2.2. Eğitim Yönetimi

Eğitim yönetimi alanında müfettiş, okul müdürü, eğitim müdürü, yetki ve sorumluluk gibi ilk kavramların Roma menşeli olduğu anlaşılmaktadır. (Bursalıoğlu, 2012 ). Eğitim yönetimi ilk kez, 21. yüzyılların başında ABD‟de üniversiteler aracılığıyla akademik olarak çalışılmış ve tüm dünyada gelişme kaydedilerek uzmanlaşmaya gidilmiştir. (Örücü ve Şimşek, 2011).

(26)

Eğitim yönetimi, eğitim sistemini ve kıt olan kaynakları, önceden belirlenen hedeflere ulaşmak için, etkili ve verimli bir şekilde kullanılarak yapılan etkinliklerdir. (Erdoğan, 2000 ). Eğitim yönetimi, eğitim örgütlerini önceden belirlenen hedeflere ulaştırmak ve toplumun eğitim ihtiyacını karşılamak için, eğitim örgütlerini işletme, eğitim örgütlerini geliştirme ve eğitim örgütlerini yenileştirmedir (Başaran, 2000 ). Eğitim yönetimi insan ve madde kaynaklarını etkili ve verimli şekilde hedefe varmak için kullanır. Böylece politikalar ve alınan kararlar uygulanmaktadır (Taymaz, 2003). Eğitim yönetiminin hedefi, eğitim kurumlarını belirlenen hedeflere ulaştırmak için insan ve madde kaynaklarını en iyi şekilde kullanarak bu hedefler için belirlenen politikaları ve alınan kararları en etkili ve verimli bir şekilde uygulamaktır (Akçay, 1996 ). Böylece eğitim yönetiminde her türlü imkânı kullanmak gerektiğine Erdoğan, Başaran, Taymaz dikkat çekmişlerdir. Eğitim yönetimi, insan davranışlarında istendik yönde davranış değişikliğini sağlamak için madde ve insan kaynaklarının kullanılması sürecidir. Eğitim yönetiminde üç önemli insan kaynağıyla karşılaşırız: Birincisi yönetici, ikincisi öğretmen ve üçüncüsü ise öğrencilerdir. Bunlardan öğrenciler işlenen kaynak, öğretmen ise insanları işleyen en önemli bir kaynaktır. Eğitim yöneticisi ise işleyen ve işlenenleri yönetendir (Çelik, 2002).
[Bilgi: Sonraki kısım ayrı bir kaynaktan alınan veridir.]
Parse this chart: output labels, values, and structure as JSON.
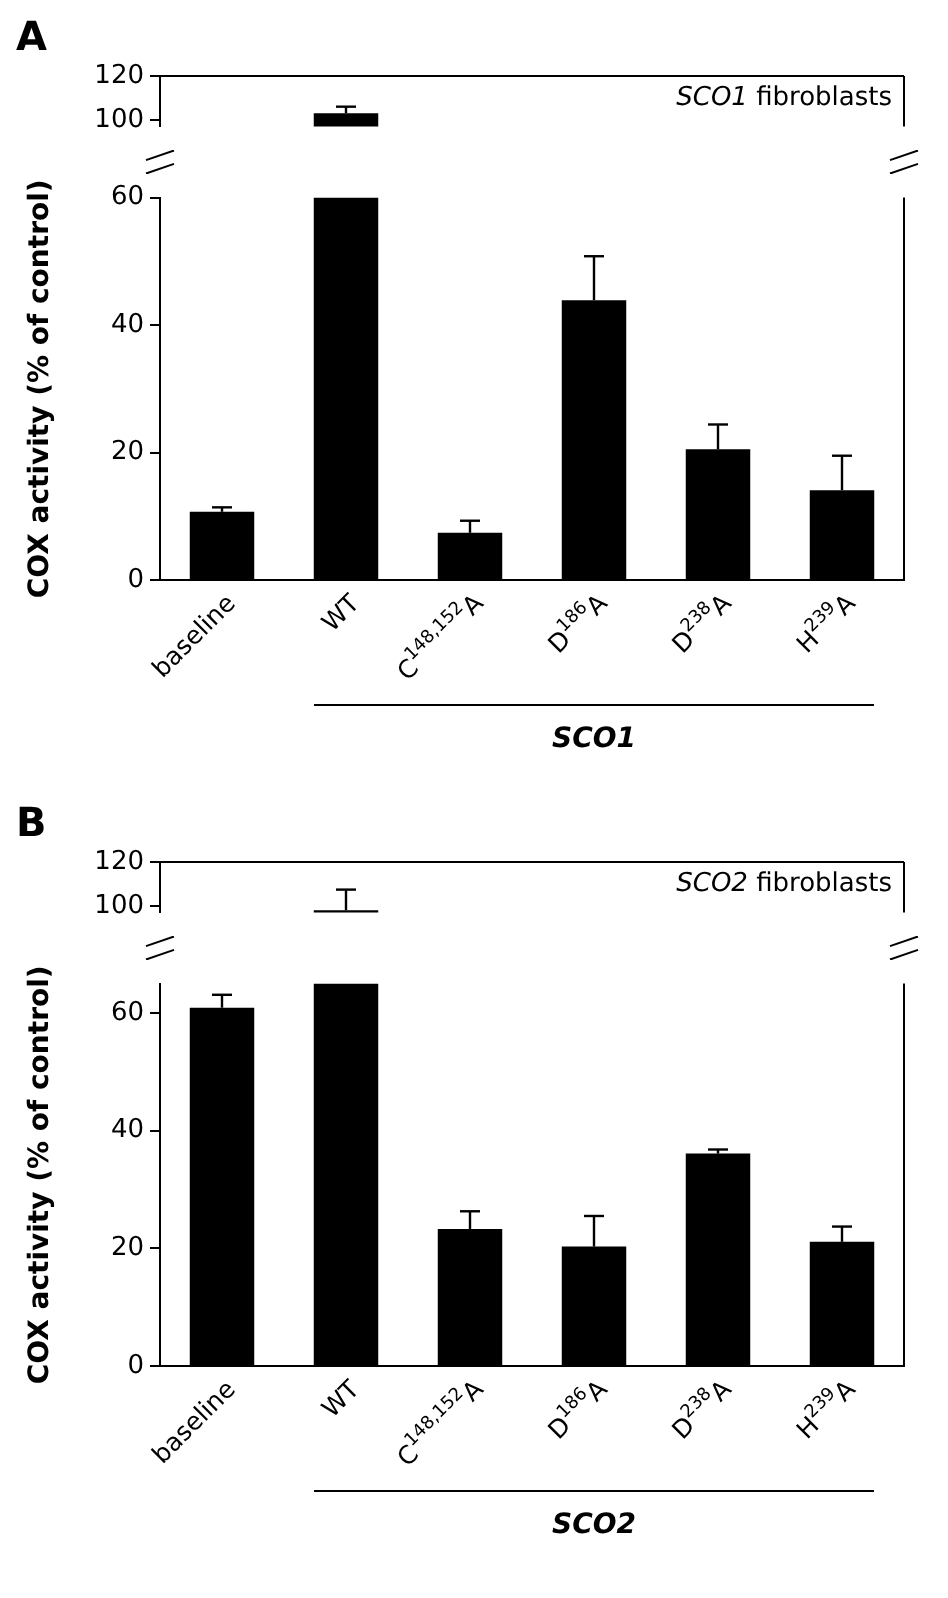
{
  "chart_data": [
    {
      "type": "bar",
      "title": "A",
      "categories": [
        null,
        null,
        null,
        null,
        null,
        null
      ],
      "values": [
        null,
        103,
        null,
        null,
        null,
        null
      ],
      "errors": [
        null,
        [
          103,
          106
        ],
        null,
        null,
        null,
        null
      ],
      "color": "#000000",
      "ylim": [
        97,
        120
      ],
      "yticks": [
        100,
        120
      ],
      "grid": false,
      "tick_labels": "y",
      "annotations": [
        "SCO1 fibroblasts"
      ]
    },
    {
      "type": "bar",
      "categories": [
        "baseline",
        "WT",
        "C$^{148,152}$A",
        "D$^{186}$A",
        "D$^{238}$A",
        "H$^{239}$A"
      ],
      "values": [
        10.7,
        60,
        7.4,
        43.9,
        20.5,
        14.1
      ],
      "errors": [
        [
          10.7,
          11.4
        ],
        null,
        [
          7.4,
          9.3
        ],
        [
          43.9,
          50.8
        ],
        [
          20.5,
          24.4
        ],
        [
          14.1,
          19.5
        ]
      ],
      "color": "#000000",
      "ylim": [
        0,
        60
      ],
      "yticks": [
        0,
        20,
        40,
        60
      ],
      "grid": false,
      "ylabel": "COX activity (% of control)",
      "annotations": [
        "SCO1"
      ]
    },
    {
      "type": "bar",
      "title": "B",
      "categories": [
        null,
        null,
        null,
        null,
        null,
        null
      ],
      "values": [
        null,
        98,
        null,
        null,
        null,
        null
      ],
      "errors": [
        null,
        [
          98,
          107.4
        ],
        null,
        null,
        null,
        null
      ],
      "color": "#000000",
      "ylim": [
        97,
        120
      ],
      "yticks": [
        100,
        120
      ],
      "grid": false,
      "tick_labels": "y",
      "annotations": [
        "SCO2 fibroblasts"
      ]
    },
    {
      "type": "bar",
      "categories": [
        "baseline",
        "WT",
        "C$^{148,152}$A",
        "D$^{186}$A",
        "D$^{238}$A",
        "H$^{239}$A"
      ],
      "values": [
        60.9,
        65,
        23.3,
        20.3,
        36.1,
        21.1
      ],
      "errors": [
        [
          60.9,
          63.1
        ],
        null,
        [
          23.3,
          26.3
        ],
        [
          20.3,
          25.5
        ],
        [
          36.1,
          36.8
        ],
        [
          21.1,
          23.7
        ]
      ],
      "color": "#000000",
      "ylim": [
        0,
        65
      ],
      "yticks": [
        0,
        20,
        40,
        60
      ],
      "grid": false,
      "ylabel": "COX activity (% of control)",
      "annotations": [
        "SCO2"
      ]
    }
  ]
}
Böylece Çelik, eğitim yönetiminde her türlü imkânı kullanarak davranış değişikliğinin meydana getirilmesine dikkat çekmiştir.

Eğitim yönetimi, diğer örgütlerin yönetim özellikleriyle pek çok ortak özelliklere sahiptir. Bu durumdan ötürü, diğer yönetimlerde yapılan araştırmalar, eğitim yönetimine de yol gösterici olmaktadır. Kısaca eğitim, işlev ve ilişki açısından toplumsal sistem olarak görülmektedir. Topluma yeni katılan bireylerin toplumsallaşmasını, siyasallaşmasını ve bireylerin kültürlenmesini sağlar (Aydın, 2000 ). Eğitim yönetimi, genel yönetim ilke ve kuralların eğitime uygulanmasıdır. Bu yüzden eğitim yönetiminin nitelikleri, eğitimin hedef ve işlevlerinden kaynaklanır. Kamu yönetiminde olduğu gibi eğitim yönetiminin değişik disiplin alanlarından etkilenmesi; dolayısıyla farklı fikir, düşüncelerin ortaya çıkmasıyla da farklı fikir ve düşünce okulları ortaya çıkmıştır (Kaya, 1999 ). Kaya ve Aydın eğitim

(27)

yönetiminin bir açık sistem olduğunu ve diğer sistemlerden etkilendiğini bu yüzden de farklı fikirlerin ve düşüncelerin olduğunu ifade etmektedirler.

2.3. Okul Yönetimi

Alan yazı incelendiğinde, eğitim yönetimi ve okul yönetimi kavramları birlerinin yerlerine kullanılmaktadır. Hâlbuki eğitim yönetimi, okul yönetiminden daha kapsamlı olup disiplinler arası ve tüm değişimlerden, yeniliklerden etkilenen bir bilimdir. Okul yönetimi ise eğitim yönetiminin bir alt uygulama alanı olup okul yönetimini kapsar (Şişman, 2012 ). Böylece Şişman eğitim yönetimi ile okul yönetiminin arasındaki farka dikkat çekmektedir.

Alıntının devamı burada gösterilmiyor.